Learn English – “Ball” and “bowl” do they really sound the same

phoneticspronunciation

To my non-native ears, they always do even though the dictionary says otherwise. Do you say the two words in the same way in your speech?

Additional information that might be useful:

I understand and recognize the difference between the two. It's just the difference seems to vanish in fast-paced native speech. I'm asking about whether native speakers ignore the somewhat subtle difference in their casual fast-paced conversations, and produce the two words/sounds in the same way. I wanted to confirm whether that was true or I was just hearing things.

My native language is Arabic. I can tell whether the speaker's accent is American, British, Canadian, etc., but honestly, both Brits and Americans gave me the same experience. I can determine from context which word is meant. Because my ears are not well-trained to hear a British accent, the difference is almost impossible for me to grasp in British casual fast-paced speech.

Best Answer

English has a lot more vowels than most languages, so most learners need to re-train their ears to recognize the additional vowels. In both British English and American English, the difference between ball and bowl is small, but significant. It is easy for native speakers to recognize because their ears are trained to do so.

In ball, the vowel is a long vowel: that means that it sounds the same all the way through. The same long vowel occurs in law- /lɔː/ in BrE and /lɑː/ in AmE.

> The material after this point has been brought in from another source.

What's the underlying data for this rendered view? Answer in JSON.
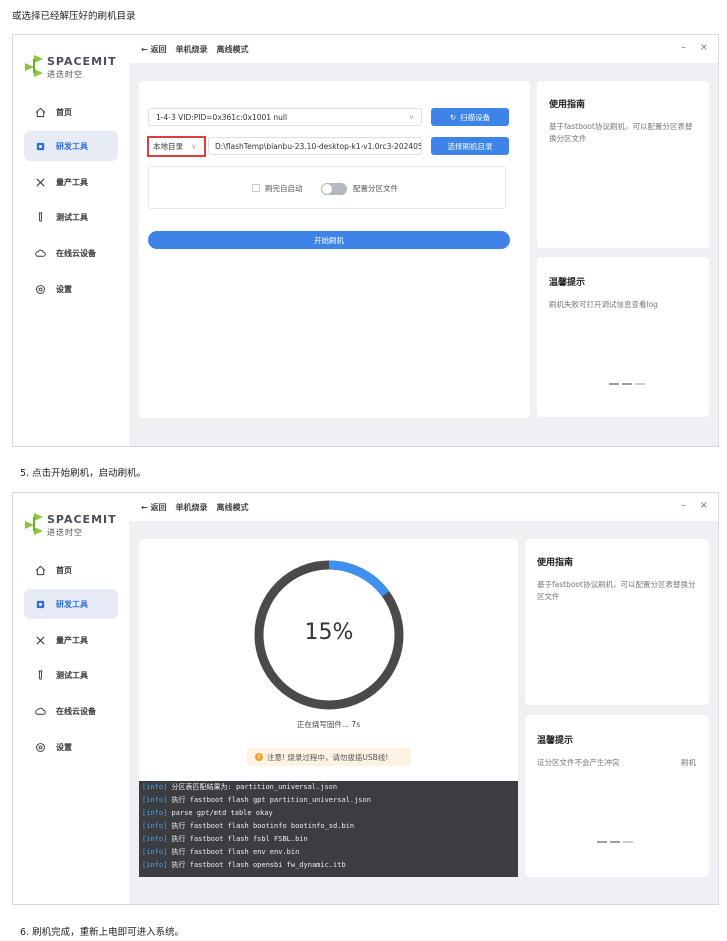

In bowl, the vowel is a diphthong, which means that there is a glide between two different sounds. The same diphthong occurs in low- /ləʊ/ in BrE and /loʊ/ in AmE.

You can see the difference clearly in this spectrogram of a British English speaker saying ball and bowl. In the first word, ball, the long vowel is the same all the way through. In the second word, bowl, the diphthong sound changes, starting at the red cursor line.

Ball bowl spectrogram

Regarding your comment about casual, fast-paced conversations: when people speak casually, and when they speak quickly, the parts that lose clarity are the function words: the little words that provide the structure for the language.

Take the word and, for example: the strong form is /ænd/, but most of the time we use the weak form /ənd/. As speech gets progressively faster and/or more casual, it becomes /ən/ and finally /n/.

Meanwhile, the important words- nouns like ball and bowl- are usually stressed, and don't soften up in the same way. The central vowel in a stressed word is about as protected as you can get.

You might get some de-stressing if the noun is preceded by an adjective (the red ball) or when it's part of a compound noun (a furball), and this might weaken the clarity a little, but not, in my opinion, enough to make it impossible to discriminate for a native listener with the same accent.